As for mental health – sure, there have been mixed short-term reports of reduced distress in some. But no high-quality randomised control trials show puberty blockers improve long-term mental health, reduce suicide, or resolve gender dysphoria better than watchful waiting/exploratory therapy. Post-puberty ‘rapid onset’ cases show high comorbidity (autism, trauma, mental health).

International shifts: England, Sweden, Finland, Norway, and parts of Australia have restricted or banned routine use outside research/trials due to Cass-style findings. New Zealand has moved toward caution (e.g., restrictions on new prescriptions pending evidence).

About time. Our approach has lagged behind evidence; continuing ‘affirmation’ pathways risks more harmed youth.

As for ‘lived experience’, that’s a purely anecdotal approach to a serious medical issue. Medicine requires controlled evidence. Many medical interventions with ‘lived experience’ support (e.g., historical lobotomies, certain hormone therapies) were later abandoned.

Achmad continues to advocate for ‘gender affirming care’. Gender-affirming care is a contradiction in terms. It starts with the affirmation of a child’s confusion (‘your identity is valid’), not a full differential diagnosis of co-morbidities (autism ~20–30 per cent, trauma, same-sex attraction, social contagion via peers/social media). This differs from standard paediatric psychiatry. This is not care.

The fact that the Children’s Commissioner argues that accessing puberty blockers “can be a legitimate way to support a young person’s rights to health, wellbeing, identity, and development” is concerning. She ignores the fact that puberty is a normal developmental process with multiple benefits (bone health, fertility, brain maturation) that cannot be replicated later. Blocking puberty is not neutral.

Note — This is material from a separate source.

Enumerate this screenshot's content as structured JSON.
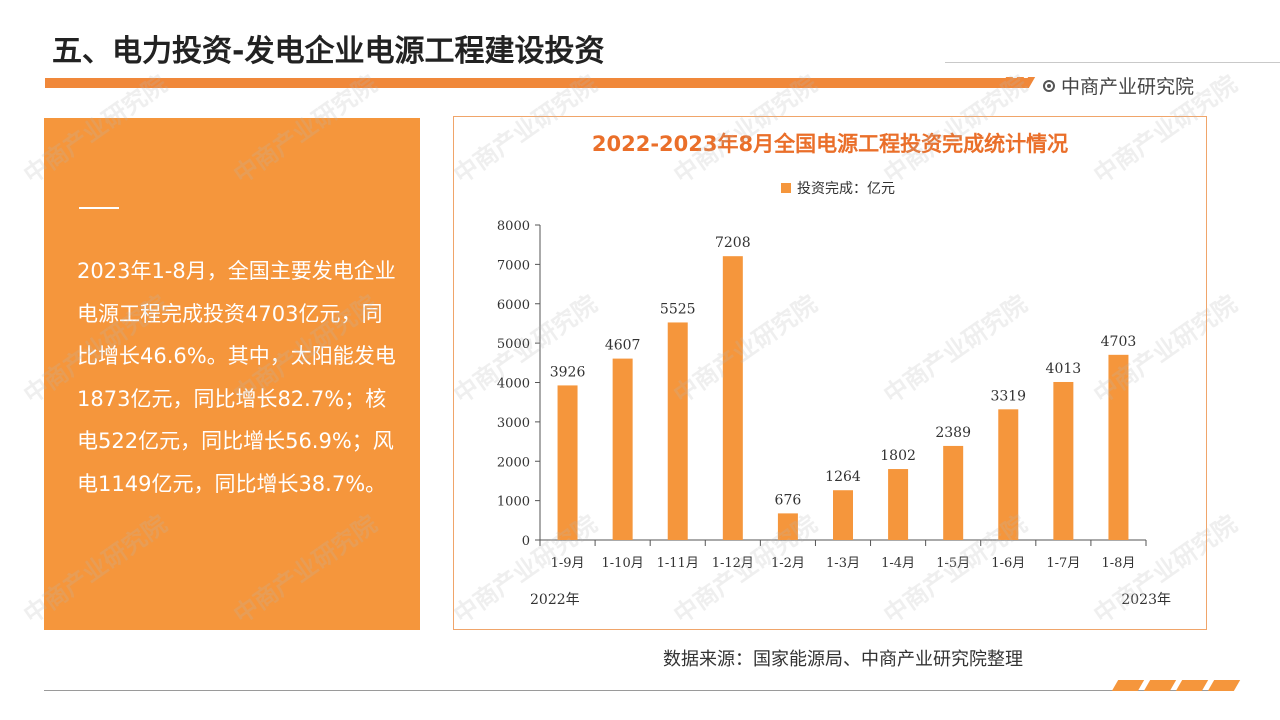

A truly child-rights-focused commissioner would emphasise:

  • exploratory care
  • desistance support
  • caution given desistance data, co-morbidities, and European reversals.

Her response prioritises ideological access. She should be prioritising precaution demanded by weak evidence and serious risks. Instead she argues for ‘strengthening safeguards’ while opposing restrictions.

Evidence should drive policy, not rights rhetoric shielding low-quality practice.